That brings us to defendants' second point, namely, that since application for the default judgment was not made within six months after entry of the default, notice of the application should have been given them under R.R. 4:56--2(c). Cf. N.J.S.A. 2:27--118, 193, repealed; former Chancery Rule 200 (1938); Rules, English Supreme Court of Judicature, Order 40, Rule 9. R.R. 4:56--2(c) was adopted, apparently not so much for the purpose of expediting the cause (see R.R. 1:30--3), as perhaps to furnish some protection to a defendant who, while in the process of settling the action or paying off in installments the amount sued for, relies upon the plaintiff not to enter judgment.

In the instant case the application for judgment was apparently made orally after damages were assessed. Surely, the letters written to a subordinate officer here, which asked for a hearing on the assessment of damages and which preceded the oral application for the judgment by five months and one month respectively, could not be said to be the sort of application which satisfies the rule.
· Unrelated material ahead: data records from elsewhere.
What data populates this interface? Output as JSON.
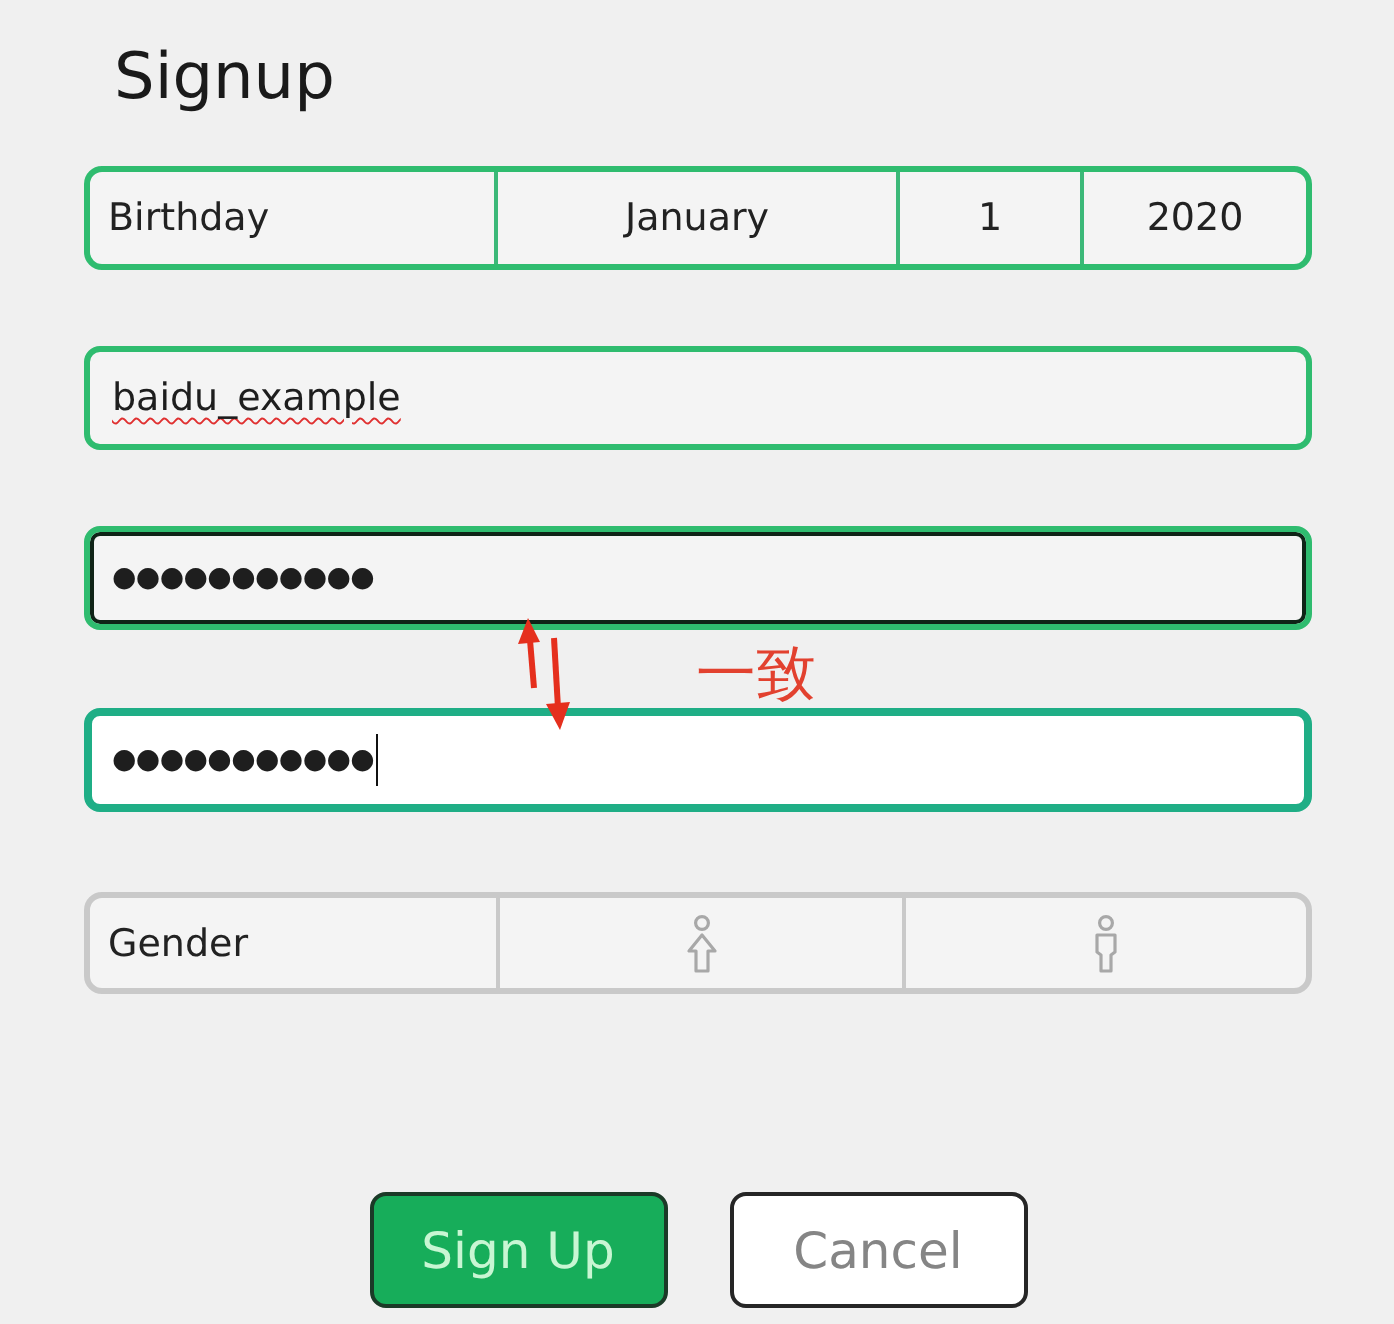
{
  "title": "Signup",
  "birthday": {
    "label": "Birthday",
    "month": "January",
    "day": "1",
    "year": "2020",
    "valid": true
  },
  "fields": [
    {
      "kind": "text",
      "value": "baidu_example",
      "spelling_error": true,
      "valid": true,
      "hovered": false,
      "focused": false
    },
    {
      "kind": "password",
      "value": "●●●●●●●●●●●",
      "valid": true,
      "hovered": true,
      "focused": false
    },
    {
      "kind": "password",
      "value": "●●●●●●●●●●●",
      "valid": true,
      "hovered": false,
      "focused": true
    }
  ],
  "annotation": {
    "text": "一致"
  },
  "gender": {
    "label": "Gender",
    "valid": false,
    "options": [
      {
        "kind": "female",
        "selected": false
      },
      {
        "kind": "male",
        "selected": false
      }
    ]
  },
  "buttons": [
    {
      "kind": "primary",
      "label": "Sign Up"
    },
    {
      "kind": "secondary",
      "label": "Cancel"
    }
  ]
}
Notice should therefore have been given under R.R. 4:56--2(c).

Is the judgment then to be vacated? It may be that the provisions for notice in R.R. 4:56--2(b), city of Linden v. Gleffi, 6 N.J. 246, 252, 78 A.2d 257 (1951), are impressed with a stronger policy than the provision here. At any event, we need not now determine whether this judgment must be set aside merely because of a non-compliance with R.R. 4:56--2(c).

Here there are other circumstances, constituting, so defendants say, excusable neglect within the intendment of R.R. 4:62--2(a). And this brings us to the third question, above stated. The action here was against the appellants, George and Catherine Perehinys, and their infant son, Robert, who himself owned and operated the automobile that killed plaintiff's decedent.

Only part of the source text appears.